Succeeding by not failing

We keep on building systems that experience failure mainly because we don't learn from our previous failures.  In fact, if only we made a formal effort to study the cause of previous failures, the 'vast majority' of failures would disappear.  This seems to be the thesis of a  book on system failures from Joyce Fortune and Geoff Peters.

The phrase 'system failure' normally brings up the usual suspect of 'computer/information system failure' , and that's not surprising. Information Systems chalk up more than their fair share of failures, or at least the failures that are interesting enough to make the news. One of the reasons is that these systems tend to have so much failure is that they are so embedded in organizational life that there are so many points of interaction and therefore so many points at which failure can occur.

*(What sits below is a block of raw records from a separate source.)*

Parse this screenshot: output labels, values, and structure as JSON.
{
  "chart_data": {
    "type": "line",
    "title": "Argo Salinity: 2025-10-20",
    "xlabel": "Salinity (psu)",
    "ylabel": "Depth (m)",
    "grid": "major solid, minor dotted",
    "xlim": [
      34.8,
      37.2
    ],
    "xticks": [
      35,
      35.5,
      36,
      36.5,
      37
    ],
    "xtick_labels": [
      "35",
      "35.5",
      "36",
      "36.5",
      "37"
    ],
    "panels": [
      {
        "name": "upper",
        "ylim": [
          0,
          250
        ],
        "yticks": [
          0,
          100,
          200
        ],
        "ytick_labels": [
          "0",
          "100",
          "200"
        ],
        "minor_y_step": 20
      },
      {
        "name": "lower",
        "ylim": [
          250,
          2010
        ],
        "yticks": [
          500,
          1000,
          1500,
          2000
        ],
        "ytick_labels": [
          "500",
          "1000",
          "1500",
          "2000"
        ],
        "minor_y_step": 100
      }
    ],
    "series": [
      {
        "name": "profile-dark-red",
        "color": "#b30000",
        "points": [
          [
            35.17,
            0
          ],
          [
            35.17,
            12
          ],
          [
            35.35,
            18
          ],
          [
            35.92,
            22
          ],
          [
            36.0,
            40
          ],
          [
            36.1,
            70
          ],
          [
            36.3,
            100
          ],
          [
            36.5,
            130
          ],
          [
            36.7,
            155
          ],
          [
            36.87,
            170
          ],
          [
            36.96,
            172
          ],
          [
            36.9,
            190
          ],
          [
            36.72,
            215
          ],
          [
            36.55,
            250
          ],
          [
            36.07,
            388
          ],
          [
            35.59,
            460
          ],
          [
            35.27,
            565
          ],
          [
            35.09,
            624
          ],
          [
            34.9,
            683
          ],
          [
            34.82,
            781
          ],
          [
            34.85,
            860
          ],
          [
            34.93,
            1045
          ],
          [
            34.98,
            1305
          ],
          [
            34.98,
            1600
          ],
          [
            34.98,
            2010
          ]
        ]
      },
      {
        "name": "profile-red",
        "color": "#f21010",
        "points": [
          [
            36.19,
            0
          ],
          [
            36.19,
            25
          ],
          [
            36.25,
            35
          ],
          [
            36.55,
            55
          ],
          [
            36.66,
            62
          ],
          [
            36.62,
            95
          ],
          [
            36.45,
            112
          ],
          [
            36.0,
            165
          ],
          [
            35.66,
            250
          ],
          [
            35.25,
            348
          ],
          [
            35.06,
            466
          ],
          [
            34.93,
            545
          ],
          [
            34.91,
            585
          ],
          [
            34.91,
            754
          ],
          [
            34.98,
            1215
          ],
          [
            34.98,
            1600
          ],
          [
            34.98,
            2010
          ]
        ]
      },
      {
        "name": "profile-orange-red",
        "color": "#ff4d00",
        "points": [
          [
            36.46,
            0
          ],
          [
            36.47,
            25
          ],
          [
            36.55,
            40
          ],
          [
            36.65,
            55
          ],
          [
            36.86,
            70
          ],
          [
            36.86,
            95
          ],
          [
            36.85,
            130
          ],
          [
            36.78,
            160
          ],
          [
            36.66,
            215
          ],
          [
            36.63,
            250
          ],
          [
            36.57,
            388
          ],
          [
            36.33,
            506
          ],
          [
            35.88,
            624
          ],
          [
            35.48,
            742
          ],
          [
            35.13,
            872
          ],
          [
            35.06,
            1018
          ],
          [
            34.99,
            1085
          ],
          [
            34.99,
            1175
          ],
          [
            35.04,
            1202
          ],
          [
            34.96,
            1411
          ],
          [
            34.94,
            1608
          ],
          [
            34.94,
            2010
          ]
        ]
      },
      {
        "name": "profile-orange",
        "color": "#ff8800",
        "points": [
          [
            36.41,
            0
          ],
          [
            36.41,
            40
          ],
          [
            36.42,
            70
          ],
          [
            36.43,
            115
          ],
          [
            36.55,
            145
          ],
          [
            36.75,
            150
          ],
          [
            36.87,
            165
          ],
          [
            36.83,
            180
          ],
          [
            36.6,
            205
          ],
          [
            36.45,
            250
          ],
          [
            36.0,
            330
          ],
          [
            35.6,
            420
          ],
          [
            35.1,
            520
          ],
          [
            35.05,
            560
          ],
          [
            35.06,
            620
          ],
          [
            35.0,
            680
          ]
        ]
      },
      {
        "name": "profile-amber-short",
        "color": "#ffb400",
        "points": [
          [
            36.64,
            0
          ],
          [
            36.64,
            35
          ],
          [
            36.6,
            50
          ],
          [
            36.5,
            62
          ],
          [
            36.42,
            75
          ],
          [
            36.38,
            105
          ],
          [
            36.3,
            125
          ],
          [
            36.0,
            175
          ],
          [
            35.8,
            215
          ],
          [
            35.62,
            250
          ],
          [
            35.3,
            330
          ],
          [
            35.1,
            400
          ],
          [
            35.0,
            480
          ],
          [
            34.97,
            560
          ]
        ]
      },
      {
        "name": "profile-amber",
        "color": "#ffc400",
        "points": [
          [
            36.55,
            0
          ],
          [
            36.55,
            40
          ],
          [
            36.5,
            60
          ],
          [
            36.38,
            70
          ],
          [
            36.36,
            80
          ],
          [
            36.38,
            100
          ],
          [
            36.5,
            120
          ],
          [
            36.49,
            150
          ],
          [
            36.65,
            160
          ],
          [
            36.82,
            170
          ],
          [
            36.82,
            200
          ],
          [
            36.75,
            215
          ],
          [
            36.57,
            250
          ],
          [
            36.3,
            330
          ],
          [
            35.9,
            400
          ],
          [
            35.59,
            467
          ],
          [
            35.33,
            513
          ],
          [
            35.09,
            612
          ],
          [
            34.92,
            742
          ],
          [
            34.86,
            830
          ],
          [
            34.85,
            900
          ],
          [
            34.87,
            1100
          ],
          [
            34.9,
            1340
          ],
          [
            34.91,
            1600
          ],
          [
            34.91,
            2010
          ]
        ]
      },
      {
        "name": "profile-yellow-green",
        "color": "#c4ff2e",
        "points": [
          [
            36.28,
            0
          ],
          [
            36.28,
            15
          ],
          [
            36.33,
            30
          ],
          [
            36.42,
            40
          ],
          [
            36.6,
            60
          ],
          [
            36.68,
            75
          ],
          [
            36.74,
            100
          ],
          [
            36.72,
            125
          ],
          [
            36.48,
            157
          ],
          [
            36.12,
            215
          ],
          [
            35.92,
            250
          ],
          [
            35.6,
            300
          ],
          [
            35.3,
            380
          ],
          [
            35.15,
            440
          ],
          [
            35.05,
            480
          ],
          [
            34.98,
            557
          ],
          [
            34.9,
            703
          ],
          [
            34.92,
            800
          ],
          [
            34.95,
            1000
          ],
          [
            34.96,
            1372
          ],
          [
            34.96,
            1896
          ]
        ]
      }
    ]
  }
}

Information Systems are also now so entwined in our social and cultural life that we experience failures almost every day, from a dropped internet connection, to a stolen credit card number.

 

While failures will always happen, a lot less of them would happen if only organizations made proper, formal reviews of what caused previous failures, and then apply the lessons learned, argues Fortune and Peters.   To aid in this noble aim, they have devised an approach called the Systems Failure Approach, an approach solidly grounded in the principles of systems thinking.  SFA lets its user extract failure events from the real world, construct a systems model of the failure using systems techniques and, from the understanding gained come up with a lesson that can be applied back to the real world.